Published by HarperCollins
Summary: Amos Abernathy loves history, and it’s a good thing because his mother runs the Chickaree County (Illinois) Living History Project. Amos enjoys his work there as an interpreter, working with his best friend Chloe. When a boy named Ben starts volunteering, Amos develops a crush, but Ben is ambivalent about whether or not he’s gay. The three kids discover an interest in people written out of history, like those who were LGBTQ+, or Black like Chloe. The narrative goes back and forth between Amos’s first-person narration of the present and letters he wrote the previous year to a (deceased) Civil War trans man named Albert D. J. Cashier. In the letters, Amos describes his relationship with Ben, how it ends, and how Ben refuses to speak to him. He also reveals a secret project that has to do with the kids presenting untold history to the public. This presentation is the culmination of the story, where the past catches up with the present, and Amos, Ben, and Chloe get to express who they really are through their passion for history. 304 pages; grades 4-7.

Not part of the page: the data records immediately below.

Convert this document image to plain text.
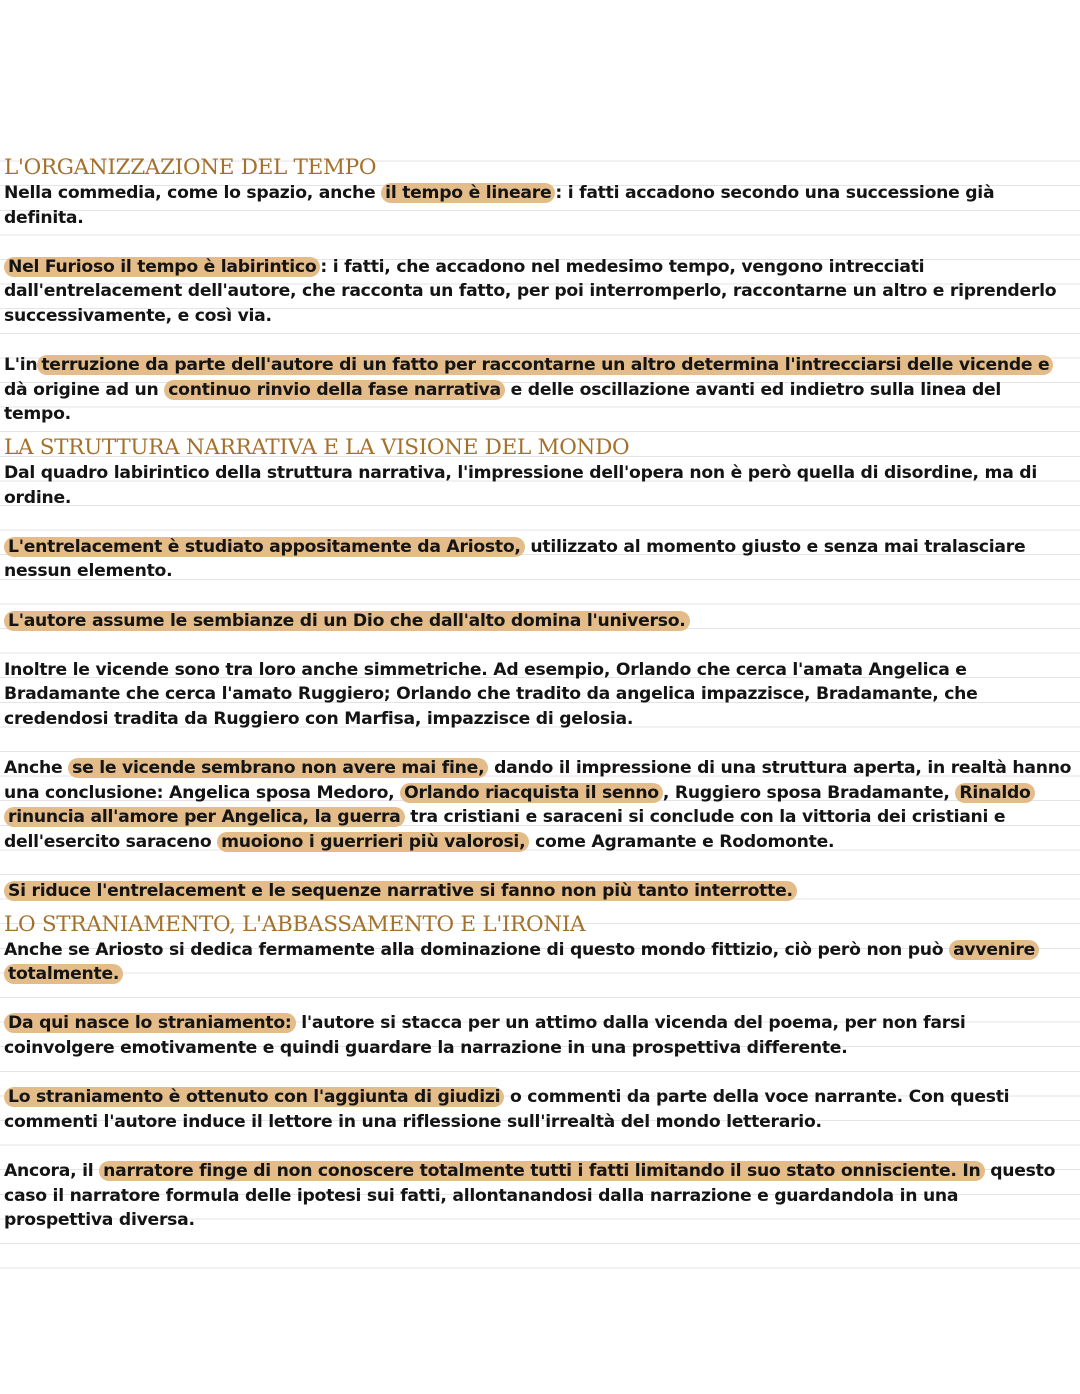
L'ORGANIZZAZIONE DEL TEMPO

Nella commedia, come lo spazio, anche il tempo è lineare : i fatti accadono secondo una successione già definita.

Nel Furioso il tempo è labirintico : i fatti, che accadono nel medesimo tempo, vengono intrecciati dall'entrelacement dell'autore, che racconta un fatto, per poi interromperlo, raccontarne un altro e riprenderlo successivamente, e così via.

L'in terruzione da parte dell'autore di un fatto per raccontarne un altro determina l'intrecciarsi delle vicende e dà origine ad un continuo rinvio della fase narrativa e delle oscillazione avanti ed indietro sulla linea del tempo.

LA STRUTTURA NARRATIVA E LA VISIONE DEL MONDO

Dal quadro labirintico della struttura narrativa, l'impressione dell'opera non è però quella di disordine, ma di ordine.

L'entrelacement è studiato appositamente da Ariosto, utilizzato al momento giusto e senza mai tralasciare nessun elemento.

L'autore assume le sembianze di un Dio che dall'alto domina l'universo.

Inoltre le vicende sono tra loro anche simmetriche. Ad esempio, Orlando che cerca l'amata Angelica e Bradamante che cerca l'amato Ruggiero; Orlando che tradito da angelica impazzisce, Bradamante, che credendosi tradita da Ruggiero con Marfisa, impazzisce di gelosia.

Anche se le vicende sembrano non avere mai fine, dando il impressione di una struttura aperta, in realtà hanno una conclusione: Angelica sposa Medoro, Orlando riacquista il senno , Ruggiero sposa Bradamante, Rinaldo rinuncia all'amore per Angelica, la guerra tra cristiani e saraceni si conclude con la vittoria dei cristiani e dell'esercito saraceno muoiono i guerrieri più valorosi, come Agramante e Rodomonte.

Si riduce l'entrelacement e le sequenze narrative si fanno non più tanto interrotte.

LO STRANIAMENTO, L'ABBASSAMENTO E L'IRONIA

Anche se Ariosto si dedica fermamente alla dominazione di questo mondo fittizio, ciò però non può avvenire totalmente.

Da qui nasce lo straniamento: l'autore si stacca per un attimo dalla vicenda del poema, per non farsi coinvolgere emotivamente e quindi guardare la narrazione in una prospettiva differente.

Lo straniamento è ottenuto con l'aggiunta di giudizi o commenti da parte della voce narrante. Con questi commenti l'autore induce il lettore in una riflessione sull'irrealtà del mondo letterario.

Ancora, il narratore finge di non conoscere totalmente tutti i fatti limitando il suo stato onnisciente. In questo caso il narratore formula delle ipotesi sui fatti, allontanandosi dalla narrazione e guardandola in una prospettiva diversa.
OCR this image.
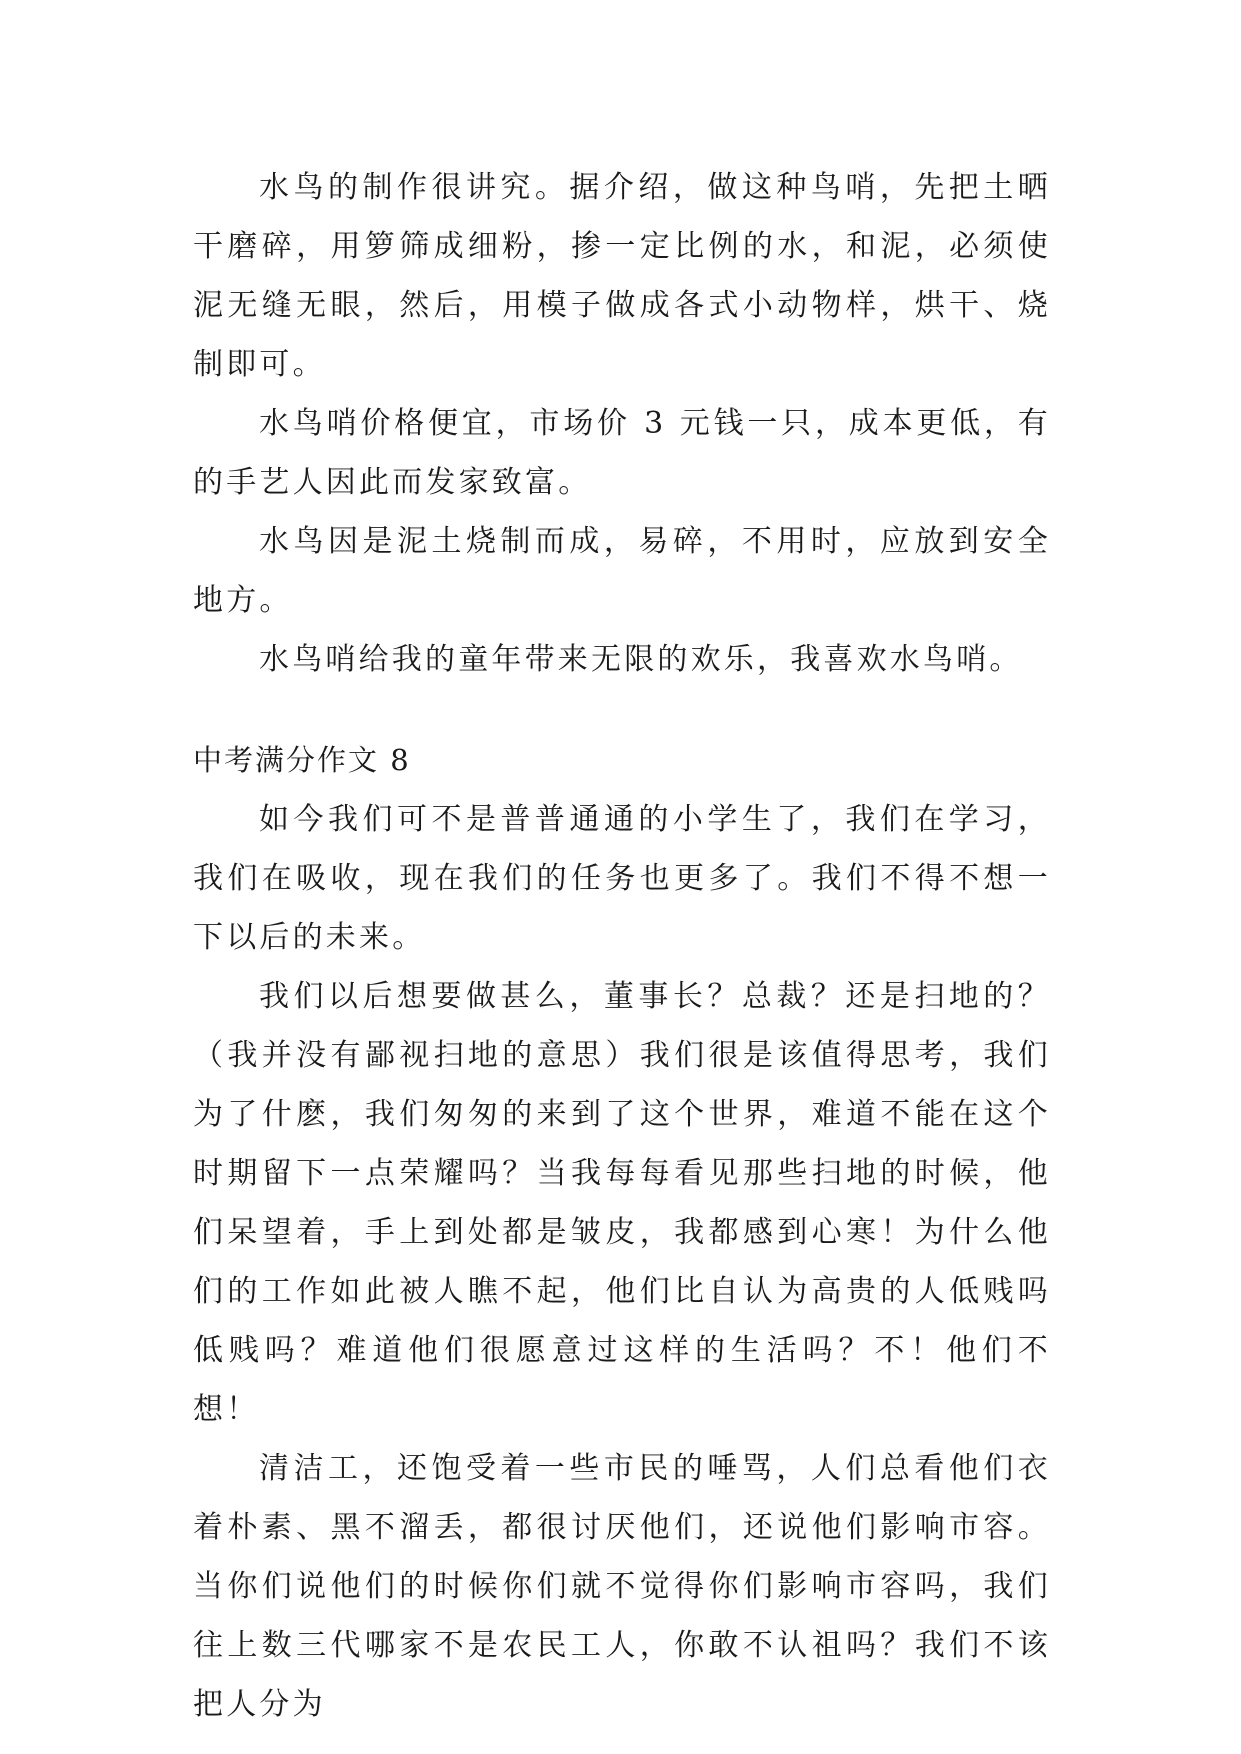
水鸟的制作很讲究。据介绍，做这种鸟哨，先把土晒干磨碎，用箩筛成细粉，掺一定比例的水，和泥，必须使泥无缝无眼，然后，用模子做成各式小动物样，烘干、烧制即可。

水鸟哨价格便宜，市场价 3 元钱一只，成本更低，有的手艺人因此而发家致富。

水鸟因是泥土烧制而成，易碎，不用时，应放到安全地方。

水鸟哨给我的童年带来无限的欢乐，我喜欢水鸟哨。

中考满分作文 8

如今我们可不是普普通通的小学生了，我们在学习，我们在吸收，现在我们的任务也更多了。我们不得不想一下以后的未来。

我们以后想要做甚么，董事长？总裁？还是扫地的？（我并没有鄙视扫地的意思）我们很是该值得思考，我们为了什麽，我们匆匆的来到了这个世界，难道不能在这个时期留下一点荣耀吗？当我每每看见那些扫地的时候，他们呆望着，手上到处都是皱皮，我都感到心寒！为什么他们的工作如此被人瞧不起，他们比自认为高贵的人低贱吗低贱吗？难道他们很愿意过这样的生活吗？不！他们不想！

清洁工，还饱受着一些市民的唾骂，人们总看他们衣着朴素、黑不溜丢，都很讨厌他们，还说他们影响市容。当你们说他们的时候你们就不觉得你们影响市容吗，我们往上数三代哪家不是农民工人，你敢不认祖吗？我们不该把人分为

Pros: There’s lots going on in this story which would make an interesting book club choice with plenty to discuss about who has been written out of history. The alternating chapters of letters describing the past and Amos narrating the present make for an engaging structure.
Cons: Michael Leali makes a few rookie mistakes in this debut novel, like occasionally crossing the line between good story with a message and a story with an agenda. There also aren’t a lot of shades of gray in portraying characters who are either a little too good to be true or completely misguided/evil.